My first instinct was to be offended. Even after all this time of knowing I do pole and watching the videos of my performances, you still see me as a stripper and don’t see pole as a sport?!? My second emotion was defensiveness. It’s my home, my daughter, my sport, and you don’t even know what I do in class! You don’t genuinely care about my daughter, you’re just judgmental and prejudice. But my third emotion won out – heartbreak. You have no idea what you’re missing out on and you want to rob my daughter of one of the most amazing parts of my life!
After a few moments of silence to process these emotions, my response went something like this, “While I agree that I don’t want my daughter exposed to things inappropriate for her age, you should know, I do pole dance in front of my daughter. I even have her join me on the pole occasionally when her Daddy is there to spot us. She loves sitting on my lap as I practice my sits and I often do my conditioning moves or practicing my spins and poses with Charis in the room.”
She was simply aghast. “Why on earth would you want to encourage your daughter to dance like that?!? What if she uses it to be a stripper for college?!?” she exclaimed.
“Why should she associate my sport with stripping?” I asked. My friend looked at me with this look of Are you serious?

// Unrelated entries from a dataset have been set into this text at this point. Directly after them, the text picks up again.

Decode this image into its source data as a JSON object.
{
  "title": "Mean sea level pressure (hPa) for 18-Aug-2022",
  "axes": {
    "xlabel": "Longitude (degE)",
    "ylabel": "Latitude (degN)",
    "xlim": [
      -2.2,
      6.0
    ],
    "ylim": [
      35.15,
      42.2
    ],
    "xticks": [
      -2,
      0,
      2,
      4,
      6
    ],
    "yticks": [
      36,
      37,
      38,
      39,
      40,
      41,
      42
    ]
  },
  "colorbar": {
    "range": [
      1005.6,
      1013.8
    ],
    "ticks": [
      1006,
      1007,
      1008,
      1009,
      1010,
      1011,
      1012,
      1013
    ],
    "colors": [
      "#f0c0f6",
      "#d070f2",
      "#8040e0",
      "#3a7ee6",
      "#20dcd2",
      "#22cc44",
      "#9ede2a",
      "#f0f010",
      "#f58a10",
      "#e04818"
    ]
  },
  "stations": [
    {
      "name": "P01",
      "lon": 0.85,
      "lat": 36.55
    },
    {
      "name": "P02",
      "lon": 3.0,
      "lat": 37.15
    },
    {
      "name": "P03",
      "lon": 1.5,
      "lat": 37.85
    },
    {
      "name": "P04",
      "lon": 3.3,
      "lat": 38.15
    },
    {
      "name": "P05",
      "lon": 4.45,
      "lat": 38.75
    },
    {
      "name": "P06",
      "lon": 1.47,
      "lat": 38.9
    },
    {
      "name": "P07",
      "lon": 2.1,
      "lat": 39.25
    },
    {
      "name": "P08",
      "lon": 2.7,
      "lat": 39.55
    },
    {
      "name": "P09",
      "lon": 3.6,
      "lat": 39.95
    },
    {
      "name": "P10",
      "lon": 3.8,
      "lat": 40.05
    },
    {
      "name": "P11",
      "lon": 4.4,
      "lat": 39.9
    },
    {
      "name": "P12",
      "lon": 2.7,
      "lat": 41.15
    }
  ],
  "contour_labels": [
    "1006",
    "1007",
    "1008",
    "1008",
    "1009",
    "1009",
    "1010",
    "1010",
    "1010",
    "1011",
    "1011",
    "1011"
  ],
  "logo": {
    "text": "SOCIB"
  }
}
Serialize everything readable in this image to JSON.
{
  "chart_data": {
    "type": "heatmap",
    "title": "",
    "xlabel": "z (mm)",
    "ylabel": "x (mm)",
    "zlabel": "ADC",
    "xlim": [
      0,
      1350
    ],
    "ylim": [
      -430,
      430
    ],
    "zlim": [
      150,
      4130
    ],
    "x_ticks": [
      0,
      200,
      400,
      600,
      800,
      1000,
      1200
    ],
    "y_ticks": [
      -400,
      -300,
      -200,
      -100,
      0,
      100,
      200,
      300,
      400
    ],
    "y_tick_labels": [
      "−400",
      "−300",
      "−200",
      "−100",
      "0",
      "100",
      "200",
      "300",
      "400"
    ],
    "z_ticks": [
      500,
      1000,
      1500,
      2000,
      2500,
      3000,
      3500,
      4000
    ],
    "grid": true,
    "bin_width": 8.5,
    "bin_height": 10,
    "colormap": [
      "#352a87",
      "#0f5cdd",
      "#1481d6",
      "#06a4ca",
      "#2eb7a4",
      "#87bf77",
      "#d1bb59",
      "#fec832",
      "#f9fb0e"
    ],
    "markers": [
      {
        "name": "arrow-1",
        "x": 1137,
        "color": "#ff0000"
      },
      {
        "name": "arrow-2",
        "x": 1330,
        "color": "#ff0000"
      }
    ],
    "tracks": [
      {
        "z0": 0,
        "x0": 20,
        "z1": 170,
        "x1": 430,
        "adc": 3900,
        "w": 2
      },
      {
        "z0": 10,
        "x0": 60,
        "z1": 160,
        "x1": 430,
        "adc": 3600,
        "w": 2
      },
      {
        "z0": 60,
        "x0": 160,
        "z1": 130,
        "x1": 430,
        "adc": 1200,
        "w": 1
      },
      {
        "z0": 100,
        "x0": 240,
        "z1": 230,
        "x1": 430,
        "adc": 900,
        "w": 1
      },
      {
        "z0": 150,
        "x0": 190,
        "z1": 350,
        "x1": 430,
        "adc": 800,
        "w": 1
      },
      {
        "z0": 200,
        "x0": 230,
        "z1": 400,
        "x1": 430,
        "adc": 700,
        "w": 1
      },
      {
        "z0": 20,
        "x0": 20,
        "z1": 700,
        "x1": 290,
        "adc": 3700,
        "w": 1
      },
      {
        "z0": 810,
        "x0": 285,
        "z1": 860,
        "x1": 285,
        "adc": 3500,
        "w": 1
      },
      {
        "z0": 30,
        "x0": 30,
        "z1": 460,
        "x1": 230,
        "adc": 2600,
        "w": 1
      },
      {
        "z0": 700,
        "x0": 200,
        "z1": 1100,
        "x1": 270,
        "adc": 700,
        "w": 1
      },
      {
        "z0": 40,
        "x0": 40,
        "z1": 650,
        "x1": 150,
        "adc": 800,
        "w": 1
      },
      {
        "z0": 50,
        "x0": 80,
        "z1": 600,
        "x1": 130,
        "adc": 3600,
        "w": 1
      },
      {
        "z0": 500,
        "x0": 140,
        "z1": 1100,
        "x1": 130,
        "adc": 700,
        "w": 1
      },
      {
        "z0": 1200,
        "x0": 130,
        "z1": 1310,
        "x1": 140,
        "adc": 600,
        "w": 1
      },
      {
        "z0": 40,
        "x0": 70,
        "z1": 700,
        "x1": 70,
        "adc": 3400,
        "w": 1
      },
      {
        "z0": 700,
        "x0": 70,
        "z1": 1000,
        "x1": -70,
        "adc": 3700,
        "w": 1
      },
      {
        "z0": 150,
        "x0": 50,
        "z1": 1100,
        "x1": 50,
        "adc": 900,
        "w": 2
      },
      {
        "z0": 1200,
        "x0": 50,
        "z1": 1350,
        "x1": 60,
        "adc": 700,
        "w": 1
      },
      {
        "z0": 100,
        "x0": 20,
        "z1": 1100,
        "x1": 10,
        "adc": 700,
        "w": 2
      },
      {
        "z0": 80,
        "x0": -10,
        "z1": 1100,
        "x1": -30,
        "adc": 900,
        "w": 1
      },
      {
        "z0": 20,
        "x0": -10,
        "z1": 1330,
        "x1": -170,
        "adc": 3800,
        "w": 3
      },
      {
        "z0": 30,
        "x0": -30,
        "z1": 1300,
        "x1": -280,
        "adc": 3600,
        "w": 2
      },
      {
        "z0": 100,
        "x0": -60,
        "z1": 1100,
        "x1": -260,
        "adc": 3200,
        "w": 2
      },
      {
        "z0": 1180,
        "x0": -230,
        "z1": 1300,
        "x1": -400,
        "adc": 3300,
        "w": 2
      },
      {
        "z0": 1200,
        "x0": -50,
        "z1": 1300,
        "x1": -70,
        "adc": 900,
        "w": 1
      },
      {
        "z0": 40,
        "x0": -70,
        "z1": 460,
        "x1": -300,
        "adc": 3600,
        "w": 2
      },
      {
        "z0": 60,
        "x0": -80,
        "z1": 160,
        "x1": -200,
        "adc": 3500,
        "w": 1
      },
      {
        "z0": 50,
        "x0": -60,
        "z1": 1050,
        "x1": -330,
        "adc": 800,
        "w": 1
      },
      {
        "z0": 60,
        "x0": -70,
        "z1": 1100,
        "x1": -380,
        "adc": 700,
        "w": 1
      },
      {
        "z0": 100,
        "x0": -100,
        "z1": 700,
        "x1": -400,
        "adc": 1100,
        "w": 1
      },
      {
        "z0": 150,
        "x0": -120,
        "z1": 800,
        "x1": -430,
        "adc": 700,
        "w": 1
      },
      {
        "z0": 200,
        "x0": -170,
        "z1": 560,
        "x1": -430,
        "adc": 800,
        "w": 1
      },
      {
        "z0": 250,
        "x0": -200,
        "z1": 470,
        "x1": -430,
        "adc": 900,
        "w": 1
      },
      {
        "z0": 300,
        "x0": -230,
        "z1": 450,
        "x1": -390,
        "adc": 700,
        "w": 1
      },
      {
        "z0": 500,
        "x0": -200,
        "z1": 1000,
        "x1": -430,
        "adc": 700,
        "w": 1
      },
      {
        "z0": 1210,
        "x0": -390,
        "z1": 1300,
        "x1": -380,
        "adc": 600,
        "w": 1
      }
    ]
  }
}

“Who’s going to tell my daughter what a stripper is? Where is she going to see that? I’m certainly not going to take my toddler to a strip club and we don’t watch those kind of movies in our home. If we raise her that pole is a sport, being considered for the olympics by the way, she won’t have the view of stripping, just of strength and flexibility that she sees me learning. Yes, eventually, as she gets older and is exposed to more of the world, Luke and I will tell her about the other view of pole, but if her first impressions are that of fitness and beauty, that’s the perspective she’ll have – sport not stripping. Yoga was once a sacred religious ritual and that’s now a form of exercise. Tai chi was used to train Chinese warriors and is also now taught in fitness studios. Pole, at least, started as a Indian sport, and wasn’t even considered burlesque until the 1950’s and then put in clubs for strippers in the 1980’s. But regardless of who views it as what, my sport makes me feel strong and beautiful and I hope to pass that onto my daughter. I hope that she finds a sport that makes her feel the way pole makes me feel and I hope that I’m able to teach her that she is gorgeous, powerful and valuable, just the way God made her.”
To all my other Pole Mamas out there who have had similar conversations or are struggling to defend your sport to others not willing to try it, I hear you, I feel you, I see you. Know that you are not alone. Together we can inspire our children as we stand strong, dance gracefully, and fly confidently!